There are roughly 3,200 schools in Pennsylvania; RFA found that 1,500 of them have all-white teaching staffs. A dozen schools across the state in 2019-2020 were 80% students of color and had no teachers of color at all. And there are other schools that come close to that; Ahebee's piece looks at William Penn School District, where 4% of the students are white and 80% of the teachers are. 

The shifts have occurred over time, both in the increase of SOC and the decrease of TOC. And in some rural districts the staff is mostly or all white, but so is the student body. But we are now in a problematic place.

I know that this subject is a touchy one for some white teachers, that the initial reaction is to bristle and argue that white teachers are perfectly capable of teaching students of color. But at this point the research is overwhelming--the presence of Black teachers in a school produces better results for Black students. With a Black teacher, Black students are more likely to go to college, less likely to suffer exclusionary discipline, more likely to be placed in gifted classes. The list goes on. And it's important for the white students in a school to encounter Black teachers as well. Ahebee hints at one other reason that Black teachers can be effective for Black students--in many settings, those teachers are the ones who actually live in the community that the school serves. Every student is best served by teachers from within and from outside her community. The student needs someone who gets the local flavor, and someone who can show her what lies outside familiar boundaries. All voices have their place within the school, and a diversity of voices best serves the students. 

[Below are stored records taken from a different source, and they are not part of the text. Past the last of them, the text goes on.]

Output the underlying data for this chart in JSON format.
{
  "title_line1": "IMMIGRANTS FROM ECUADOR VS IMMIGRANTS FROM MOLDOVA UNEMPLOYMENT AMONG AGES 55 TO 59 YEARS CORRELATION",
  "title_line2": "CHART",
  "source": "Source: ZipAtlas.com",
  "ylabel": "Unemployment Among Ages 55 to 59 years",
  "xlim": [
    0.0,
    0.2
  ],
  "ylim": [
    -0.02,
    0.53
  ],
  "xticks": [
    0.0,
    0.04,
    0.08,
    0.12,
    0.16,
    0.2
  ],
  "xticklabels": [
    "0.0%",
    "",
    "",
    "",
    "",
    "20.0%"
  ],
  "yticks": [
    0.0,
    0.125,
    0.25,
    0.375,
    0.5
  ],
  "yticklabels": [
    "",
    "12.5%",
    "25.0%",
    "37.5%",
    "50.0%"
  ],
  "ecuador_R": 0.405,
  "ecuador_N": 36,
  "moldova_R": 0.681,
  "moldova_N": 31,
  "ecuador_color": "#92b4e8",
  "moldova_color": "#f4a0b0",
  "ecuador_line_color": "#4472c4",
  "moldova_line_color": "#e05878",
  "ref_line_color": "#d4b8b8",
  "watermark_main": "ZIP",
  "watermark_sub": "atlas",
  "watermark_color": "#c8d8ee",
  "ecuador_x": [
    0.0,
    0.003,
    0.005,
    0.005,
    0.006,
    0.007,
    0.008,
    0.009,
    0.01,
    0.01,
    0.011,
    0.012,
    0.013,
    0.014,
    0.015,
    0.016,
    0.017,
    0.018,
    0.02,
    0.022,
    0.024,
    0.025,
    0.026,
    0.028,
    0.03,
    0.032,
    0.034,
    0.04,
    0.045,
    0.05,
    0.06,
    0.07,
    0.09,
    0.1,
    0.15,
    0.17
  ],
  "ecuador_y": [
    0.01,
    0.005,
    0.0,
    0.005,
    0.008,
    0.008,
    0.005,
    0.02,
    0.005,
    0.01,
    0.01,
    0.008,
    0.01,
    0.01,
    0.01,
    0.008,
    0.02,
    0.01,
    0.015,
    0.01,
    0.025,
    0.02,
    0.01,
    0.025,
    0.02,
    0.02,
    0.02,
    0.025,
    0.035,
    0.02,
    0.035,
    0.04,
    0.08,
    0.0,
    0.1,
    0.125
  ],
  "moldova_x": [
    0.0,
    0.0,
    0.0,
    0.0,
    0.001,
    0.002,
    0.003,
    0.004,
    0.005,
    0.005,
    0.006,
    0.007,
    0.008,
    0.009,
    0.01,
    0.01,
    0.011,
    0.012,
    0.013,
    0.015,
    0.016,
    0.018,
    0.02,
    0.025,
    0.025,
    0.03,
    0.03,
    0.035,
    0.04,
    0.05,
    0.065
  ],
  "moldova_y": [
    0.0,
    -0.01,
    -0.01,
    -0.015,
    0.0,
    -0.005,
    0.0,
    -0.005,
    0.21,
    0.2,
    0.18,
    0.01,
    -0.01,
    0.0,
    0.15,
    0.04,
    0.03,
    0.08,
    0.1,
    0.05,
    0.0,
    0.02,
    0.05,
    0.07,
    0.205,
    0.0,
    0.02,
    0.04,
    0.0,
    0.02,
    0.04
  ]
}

We are at a difficult point at the moment, with the teacher supply already problematic. In my corner of PA, colleges have been compressing and even eliminating teacher programs because they don't have the enrollment. Add pandemic messes and we are in a place where the entire teacher corps needs to be rebuilt. That's a tough challenge, but it's also an opportunity to rebuild a teacher corps that is not so white. 

How is it done? RFA reports that PA has actually grown, slightly, its share of male TOC by 129, which is better than nothing. The guru of teacher workforce studies, Richard Ingersoll, has told us for years that retention is a huge part of the problem, especially for TOC, so part of the challenge is not just to recruit folks, but to keep them around. 

There are folks working on the issue. The PA department of education has a program to address the drain of teacher talent and the lack of TOC in the state. And the Center for Black Educator Development ("We address educational inequities to improve academic and social outcomes for all students through increased diversity") is one organization working on the issue. Teach for America, after its launch as a platform for primarily white temp teachers, has made equity more of a priority, but students need to see someone who stays, not someone who's just passing through for a couple of years. Per RFA dats, charters in Philly are doing better than public schools, but you know I don't think that's the answer (even if we ignore all the other charter issues, sheer scale rules them out). It will take state initiatives, organizations like CBED, and deliberate, mindful decisions by the people who do hiring at each of those 500 districts.

I don't see or hear anyone in all of this saying that white teachers can't teach students of color, or, for that matter, that women can't teach young men. But there is something fundamentally missing in any education system where a child can spend twelve years and never see an adult person like themself. Pennsylvania is in the weeds on this. 

Read Ahebee's article, which delivers a nuanced and close-up look at how the issue plays out for students and teachers. Read RFA's study, which has layers and layers of data to unpack. There is plenty here for Pennsylvania's education leaders to think about and act upon. 

1 comment:

  1. How about a major effort to reach out to high school seniors? It's obvious and already a thing but apparently not happening enough. Athletes get recruited. Why not future teachers?